The Alpina B7 handles at .97 G’s, while the S-Class pulls only .81 G’s of cornering force in a Car and Driver skidpad test.

The 750i xDrive executes Motor Trend’s “Figure Eight” maneuver 1.1 seconds quicker than the S 560 (25.4 seconds @ .75 average G’s vs. 26.5 seconds @ .7 average G’s).

Chassis

The BMW 7 Series may be more efficient, handle and accelerate better because it weighs up to about 300 pounds less than the Mercedes S-Class.

The 7 Series is 8.3 inches shorter than the Maybach S-Class, making the 7 Series easier to handle, maneuver and park in tight spaces.

The front grille of the 7 Series uses electronically controlled shutters to close off airflow and reduce drag when less engine cooling is needed. This helps improve highway fuel economy. The S-Class doesn’t offer active grille shutters.

Passenger Space

The 7 Series has .2 inches more front headroom, 1.5 inches more rear headroom and 10.3 inches more rear legroom than the S-Class.

Ergonomics

To shield the driver and front passenger’s vision over a larger portion of the windshield and side windows, the 7 Series has standard extendable sun visors. The S-Class doesn’t offer extendable visors.

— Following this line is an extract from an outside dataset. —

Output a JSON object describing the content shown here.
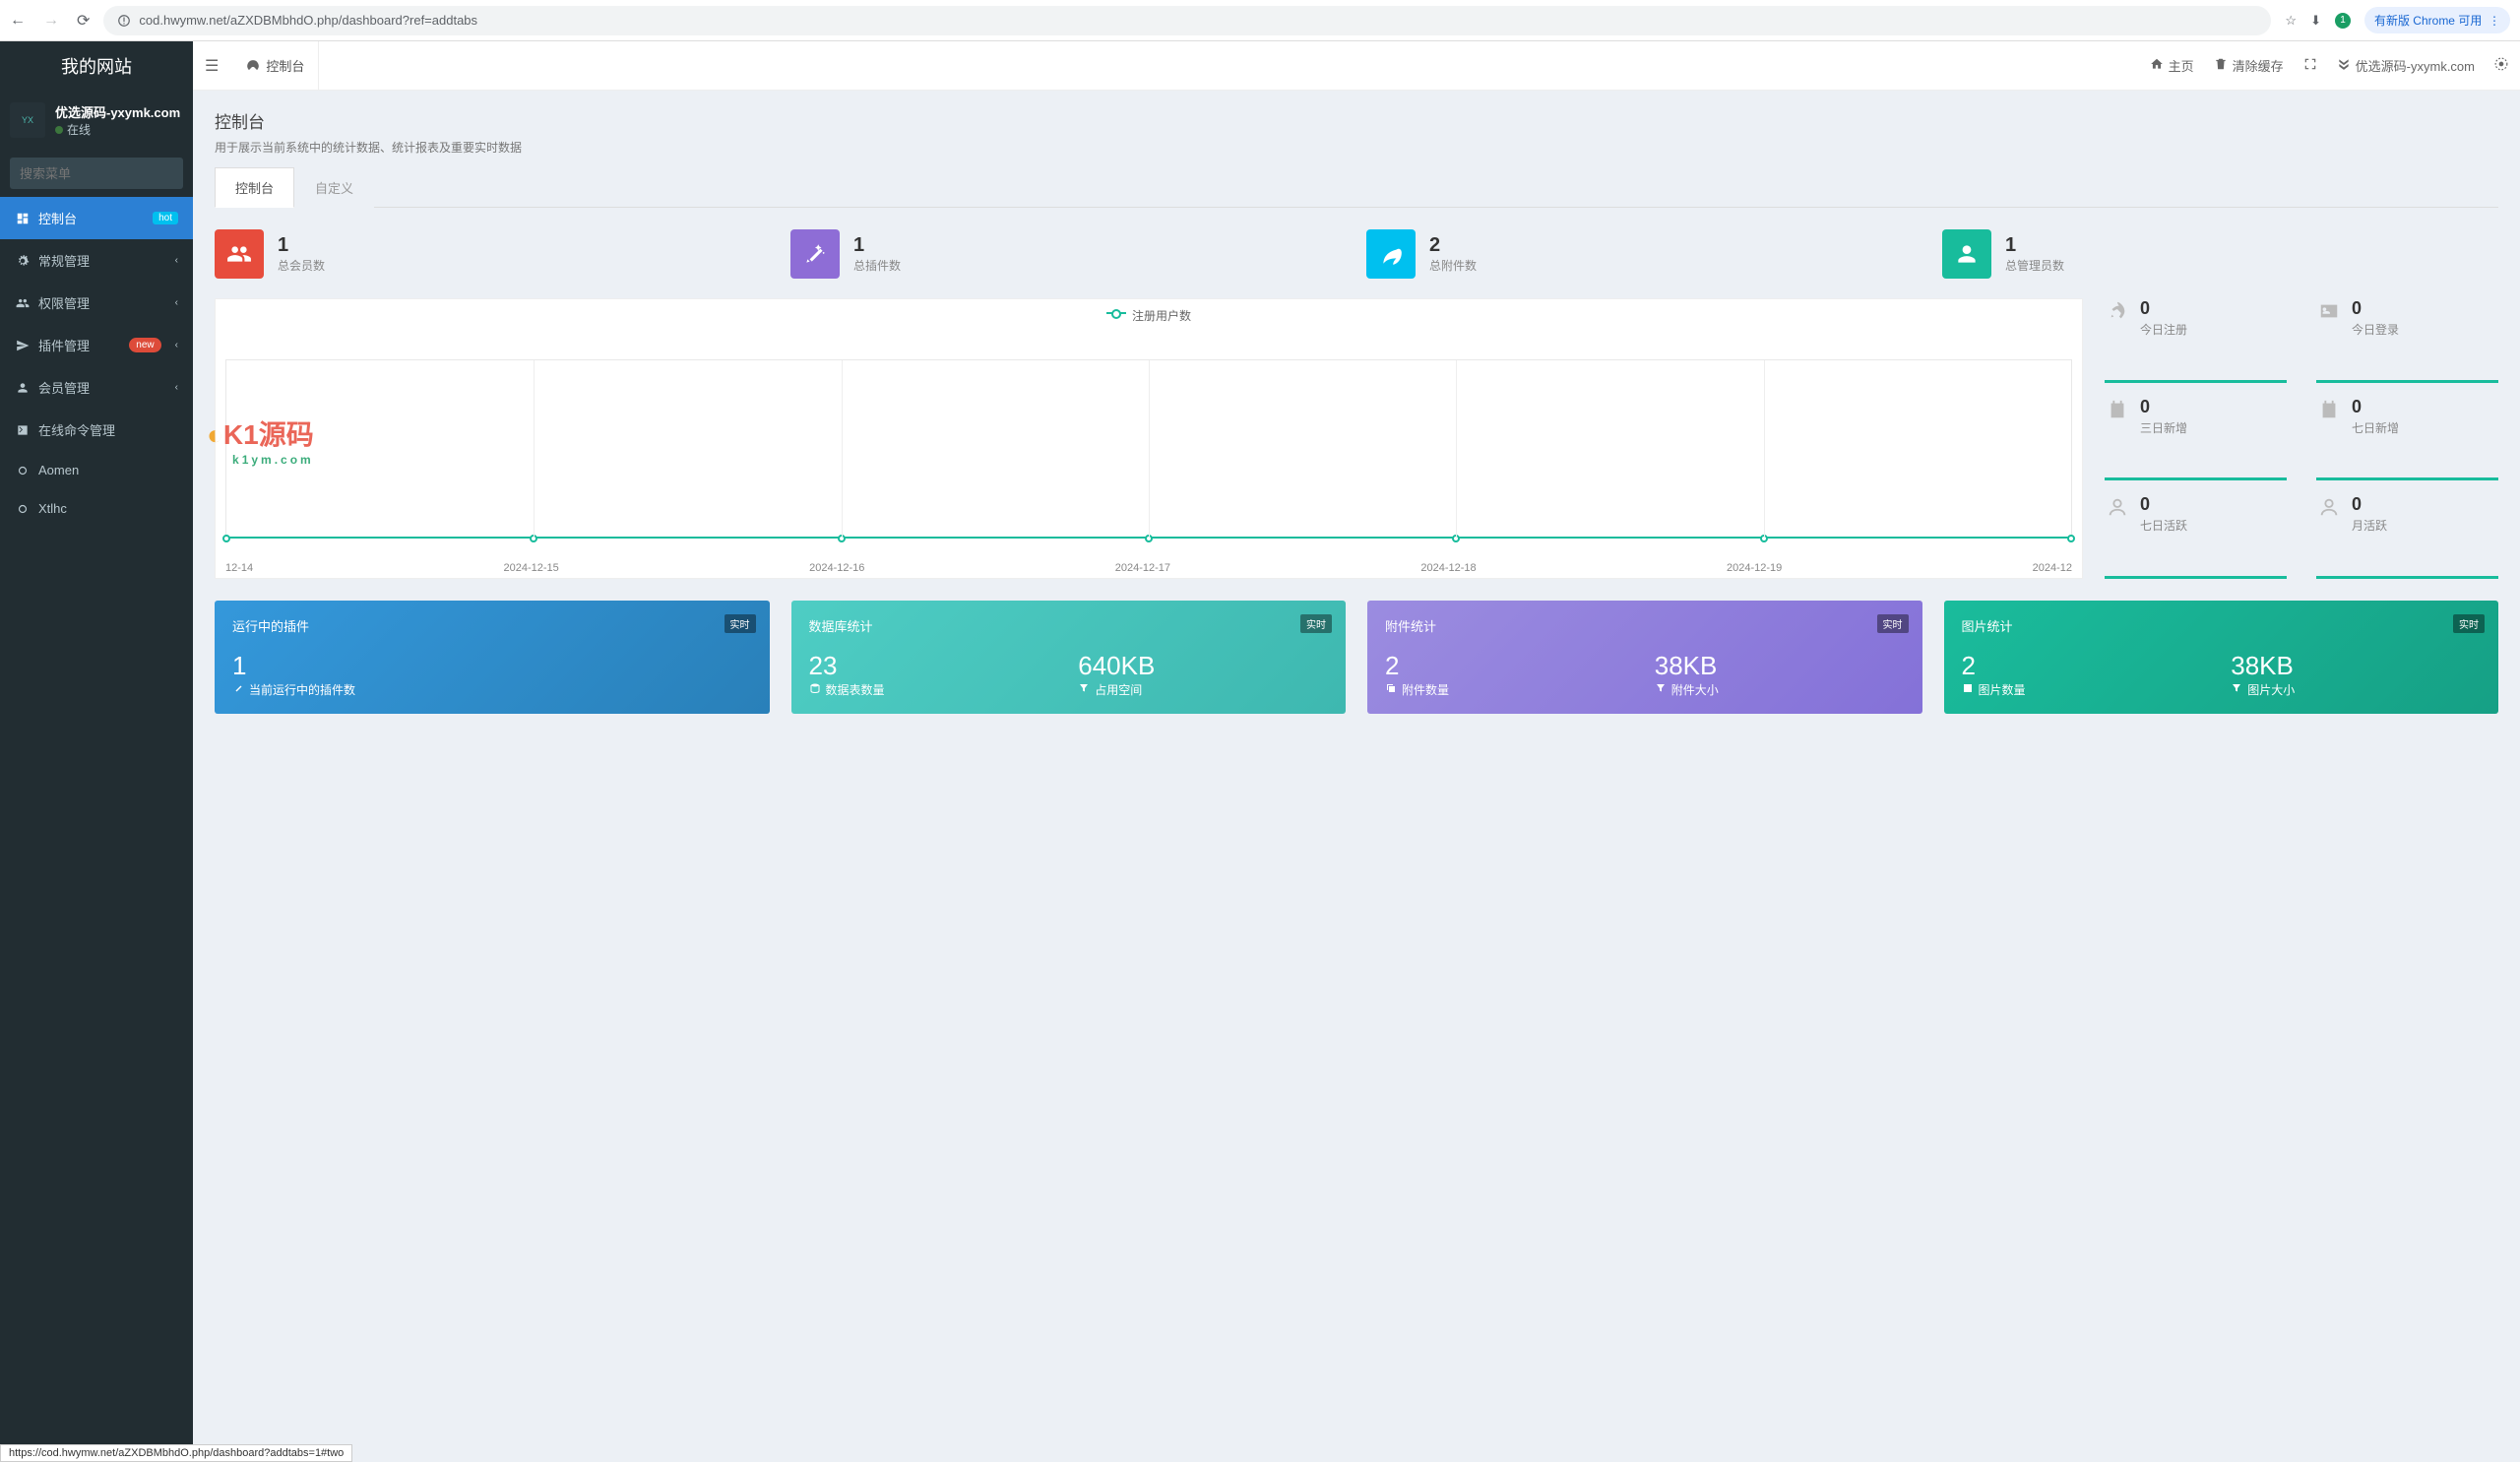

The 7 Series has a standard heated steering wheel to take the chill out of steering on extremely cold winter days before the car heater warms up. A heated steering wheel costs extra on the S-Class.

Economic Advantages

Insurance will cost less for the 7 Series owner. The Complete Car Cost Guide estimates that insurance for the 7 Series will cost $1215 less than the S-Class over a five-year period.

According to The Car Book by Jack Gillis, the 7 Series is less expensive to operate than the S-Class because typical repairs cost much less on the 7 Series than the S-Class, including $120 less for a water pump and $434 less for a muffler.

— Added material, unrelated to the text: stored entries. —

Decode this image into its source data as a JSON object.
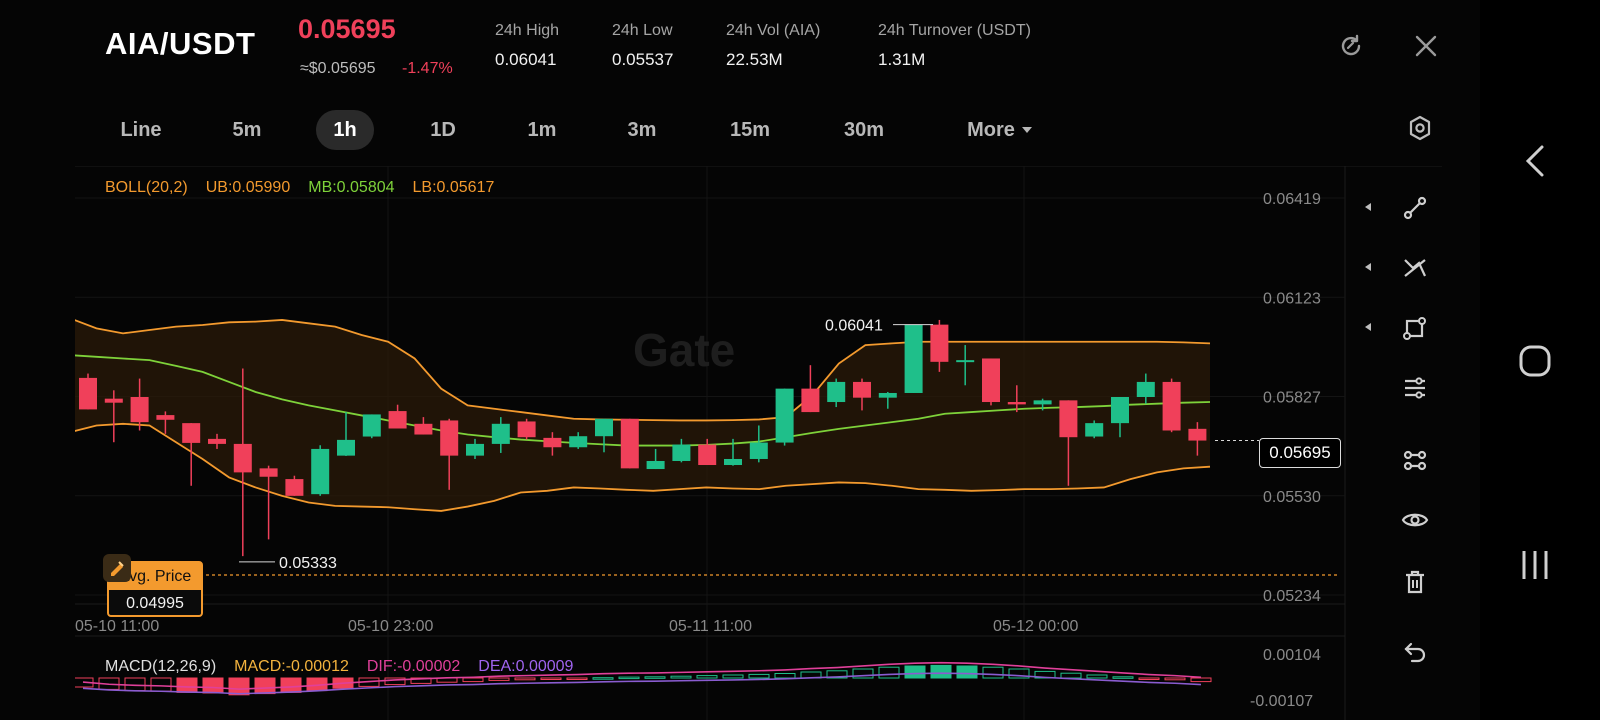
{
  "header": {
    "pair": "AIA/USDT",
    "last_price": "0.05695",
    "fiat_price": "≈$0.05695",
    "change": "-1.47%",
    "stats": [
      {
        "label": "24h   High",
        "value": "0.06041"
      },
      {
        "label": "24h   Low",
        "value": "0.05537"
      },
      {
        "label": "24h   Vol (AIA)",
        "value": "22.53M"
      },
      {
        "label": "24h   Turnover (USDT)",
        "value": "1.31M"
      }
    ],
    "icons": [
      "refresh-icon",
      "close-icon"
    ]
  },
  "timeframes": [
    {
      "label": "Line",
      "active": false
    },
    {
      "label": "5m",
      "active": false
    },
    {
      "label": "1h",
      "active": true
    },
    {
      "label": "1D",
      "active": false
    },
    {
      "label": "1m",
      "active": false
    },
    {
      "label": "3m",
      "active": false
    },
    {
      "label": "15m",
      "active": false
    },
    {
      "label": "30m",
      "active": false
    },
    {
      "label": "More",
      "active": false
    }
  ],
  "indicators": {
    "boll": {
      "name": "BOLL(20,2)",
      "ub": "UB:0.05990",
      "mb": "MB:0.05804",
      "lb": "LB:0.05617"
    },
    "macd": {
      "name": "MACD(12,26,9)",
      "macd": "MACD:-0.00012",
      "dif": "DIF:-0.00002",
      "dea": "DEA:0.00009"
    }
  },
  "watermark": "Gate",
  "avg_price": {
    "label": "Avg. Price",
    "value": "0.04995"
  },
  "current_price_tag": "0.05695",
  "high_marker": "0.06041",
  "low_marker": "0.05333",
  "colors": {
    "up": "#1fbf8a",
    "down": "#f0405a",
    "ub_lb": "#f39a2e",
    "mb": "#7ed23a",
    "dif": "#e0409a",
    "dea": "#8a5cd0"
  },
  "toolbar": [
    "line-draw-icon",
    "trend-tool-icon",
    "shape-tool-icon",
    "settings-sliders-icon",
    "indicator-icon",
    "eye-icon",
    "trash-icon",
    "undo-icon"
  ],
  "system_nav": [
    "back-icon",
    "home-icon",
    "recents-icon"
  ],
  "chart_data": {
    "type": "candlestick",
    "y_ticks": [
      "0.06419",
      "0.06123",
      "0.05827",
      "0.05530",
      "0.05234"
    ],
    "ylim": [
      0.05234,
      0.06419
    ],
    "x_ticks": [
      "05-10 11:00",
      "05-10 23:00",
      "05-11 11:00",
      "05-12 00:00"
    ],
    "macd_ticks": [
      "0.00104",
      "-0.00107"
    ],
    "candles": [
      {
        "o": 0.05882,
        "h": 0.05895,
        "l": 0.05818,
        "c": 0.05788
      },
      {
        "o": 0.0582,
        "h": 0.05845,
        "l": 0.0569,
        "c": 0.05808
      },
      {
        "o": 0.05825,
        "h": 0.0588,
        "l": 0.05725,
        "c": 0.0575
      },
      {
        "o": 0.05771,
        "h": 0.05782,
        "l": 0.05715,
        "c": 0.05757
      },
      {
        "o": 0.05747,
        "h": 0.05745,
        "l": 0.0556,
        "c": 0.05688
      },
      {
        "o": 0.057,
        "h": 0.05715,
        "l": 0.0567,
        "c": 0.05685
      },
      {
        "o": 0.05685,
        "h": 0.0591,
        "l": 0.0535,
        "c": 0.056
      },
      {
        "o": 0.05612,
        "h": 0.0562,
        "l": 0.054,
        "c": 0.05587
      },
      {
        "o": 0.0558,
        "h": 0.0559,
        "l": 0.0553,
        "c": 0.0553
      },
      {
        "o": 0.05535,
        "h": 0.05681,
        "l": 0.0553,
        "c": 0.0567
      },
      {
        "o": 0.0565,
        "h": 0.0578,
        "l": 0.05649,
        "c": 0.05697
      },
      {
        "o": 0.05707,
        "h": 0.05773,
        "l": 0.05702,
        "c": 0.05773
      },
      {
        "o": 0.05783,
        "h": 0.05802,
        "l": 0.05738,
        "c": 0.05731
      },
      {
        "o": 0.05745,
        "h": 0.05765,
        "l": 0.05725,
        "c": 0.05713
      },
      {
        "o": 0.05755,
        "h": 0.0576,
        "l": 0.05548,
        "c": 0.0565
      },
      {
        "o": 0.0565,
        "h": 0.057,
        "l": 0.0564,
        "c": 0.05685
      },
      {
        "o": 0.05685,
        "h": 0.05765,
        "l": 0.05658,
        "c": 0.05745
      },
      {
        "o": 0.05752,
        "h": 0.0576,
        "l": 0.05698,
        "c": 0.05705
      },
      {
        "o": 0.05703,
        "h": 0.0572,
        "l": 0.0565,
        "c": 0.05675
      },
      {
        "o": 0.05675,
        "h": 0.0572,
        "l": 0.0567,
        "c": 0.05708
      },
      {
        "o": 0.05708,
        "h": 0.0575,
        "l": 0.0566,
        "c": 0.0576
      },
      {
        "o": 0.0576,
        "h": 0.0576,
        "l": 0.0567,
        "c": 0.05612
      },
      {
        "o": 0.0561,
        "h": 0.0567,
        "l": 0.05618,
        "c": 0.05634
      },
      {
        "o": 0.05634,
        "h": 0.057,
        "l": 0.0563,
        "c": 0.05683
      },
      {
        "o": 0.05683,
        "h": 0.057,
        "l": 0.0564,
        "c": 0.05622
      },
      {
        "o": 0.05622,
        "h": 0.057,
        "l": 0.0562,
        "c": 0.0564
      },
      {
        "o": 0.0564,
        "h": 0.0574,
        "l": 0.0563,
        "c": 0.05689
      },
      {
        "o": 0.05689,
        "h": 0.058,
        "l": 0.0568,
        "c": 0.0585
      },
      {
        "o": 0.0585,
        "h": 0.0592,
        "l": 0.05795,
        "c": 0.0578
      },
      {
        "o": 0.0581,
        "h": 0.0588,
        "l": 0.05795,
        "c": 0.0587
      },
      {
        "o": 0.0587,
        "h": 0.0588,
        "l": 0.05785,
        "c": 0.05823
      },
      {
        "o": 0.05823,
        "h": 0.0584,
        "l": 0.0579,
        "c": 0.05837
      },
      {
        "o": 0.05837,
        "h": 0.06041,
        "l": 0.05837,
        "c": 0.06041
      },
      {
        "o": 0.06041,
        "h": 0.06055,
        "l": 0.059,
        "c": 0.0593
      },
      {
        "o": 0.0593,
        "h": 0.0598,
        "l": 0.0586,
        "c": 0.05935
      },
      {
        "o": 0.0594,
        "h": 0.0594,
        "l": 0.058,
        "c": 0.0581
      },
      {
        "o": 0.0581,
        "h": 0.0586,
        "l": 0.0578,
        "c": 0.05803
      },
      {
        "o": 0.05803,
        "h": 0.0582,
        "l": 0.05785,
        "c": 0.05815
      },
      {
        "o": 0.05815,
        "h": 0.05815,
        "l": 0.0556,
        "c": 0.05705
      },
      {
        "o": 0.05707,
        "h": 0.05755,
        "l": 0.05702,
        "c": 0.05747
      },
      {
        "o": 0.05747,
        "h": 0.05825,
        "l": 0.05705,
        "c": 0.05825
      },
      {
        "o": 0.05825,
        "h": 0.05895,
        "l": 0.05805,
        "c": 0.0587
      },
      {
        "o": 0.0587,
        "h": 0.0588,
        "l": 0.0572,
        "c": 0.05725
      },
      {
        "o": 0.0573,
        "h": 0.0575,
        "l": 0.0565,
        "c": 0.05695
      }
    ],
    "ub": [
      0.0606,
      0.0603,
      0.06015,
      0.06025,
      0.06035,
      0.0604,
      0.06048,
      0.0605,
      0.06055,
      0.06045,
      0.06035,
      0.0601,
      0.0599,
      0.0594,
      0.0585,
      0.058,
      0.0579,
      0.0578,
      0.0577,
      0.0576,
      0.05758,
      0.05757,
      0.05756,
      0.05755,
      0.05755,
      0.05756,
      0.05758,
      0.05765,
      0.0583,
      0.05925,
      0.0598,
      0.05985,
      0.0599,
      0.0599,
      0.0599,
      0.0599,
      0.0599,
      0.0599,
      0.0599,
      0.0599,
      0.0599,
      0.0599,
      0.05988,
      0.05985
    ],
    "mb": [
      0.0595,
      0.05945,
      0.0594,
      0.05935,
      0.05918,
      0.059,
      0.0587,
      0.0584,
      0.05818,
      0.058,
      0.05785,
      0.0577,
      0.05755,
      0.0574,
      0.05725,
      0.05713,
      0.05705,
      0.05698,
      0.05693,
      0.05688,
      0.05684,
      0.0568,
      0.0568,
      0.0568,
      0.05682,
      0.05686,
      0.05692,
      0.05705,
      0.05718,
      0.0573,
      0.0574,
      0.0575,
      0.0576,
      0.05775,
      0.0578,
      0.05785,
      0.0579,
      0.05793,
      0.05795,
      0.05798,
      0.05802,
      0.05805,
      0.05808,
      0.0581
    ],
    "lb": [
      0.0572,
      0.0574,
      0.05745,
      0.0574,
      0.0569,
      0.0564,
      0.05585,
      0.05555,
      0.0553,
      0.0551,
      0.055,
      0.05498,
      0.05496,
      0.0549,
      0.05485,
      0.05498,
      0.05515,
      0.0554,
      0.05545,
      0.05555,
      0.05552,
      0.05548,
      0.05545,
      0.0555,
      0.05555,
      0.05552,
      0.0555,
      0.0556,
      0.05565,
      0.0557,
      0.05568,
      0.0556,
      0.0555,
      0.05548,
      0.05545,
      0.05547,
      0.0555,
      0.0555,
      0.05552,
      0.05555,
      0.0558,
      0.056,
      0.05612,
      0.05617
    ],
    "macd_hist": [
      -0.0003,
      -0.00038,
      -0.00042,
      -0.00044,
      -0.00048,
      -0.0005,
      -0.00056,
      -0.00052,
      -0.00048,
      -0.00042,
      -0.00034,
      -0.00028,
      -0.00022,
      -0.00018,
      -0.00014,
      -0.00012,
      -8e-05,
      -6e-05,
      -4e-05,
      -2e-05,
      1e-05,
      3e-05,
      4e-05,
      6e-05,
      8e-05,
      0.0001,
      0.00012,
      0.00015,
      0.0002,
      0.00024,
      0.0003,
      0.00036,
      0.0004,
      0.00042,
      0.0004,
      0.00036,
      0.0003,
      0.00022,
      0.00016,
      0.0001,
      4e-05,
      -2e-05,
      -6e-05,
      -0.00012
    ]
  }
}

IntelliChoice estimates that five-year ownership costs (depreciation, financing, insurance, fuel, fees, repairs and maintenance) for the BMW 7 Series will be $8308 to $14701 less than for the Mercedes S-Class.

Recommendations

Consumer Reports® recommends both the BMW 7 Series and the Mercedes S-Class, based on reliability, safety and performance.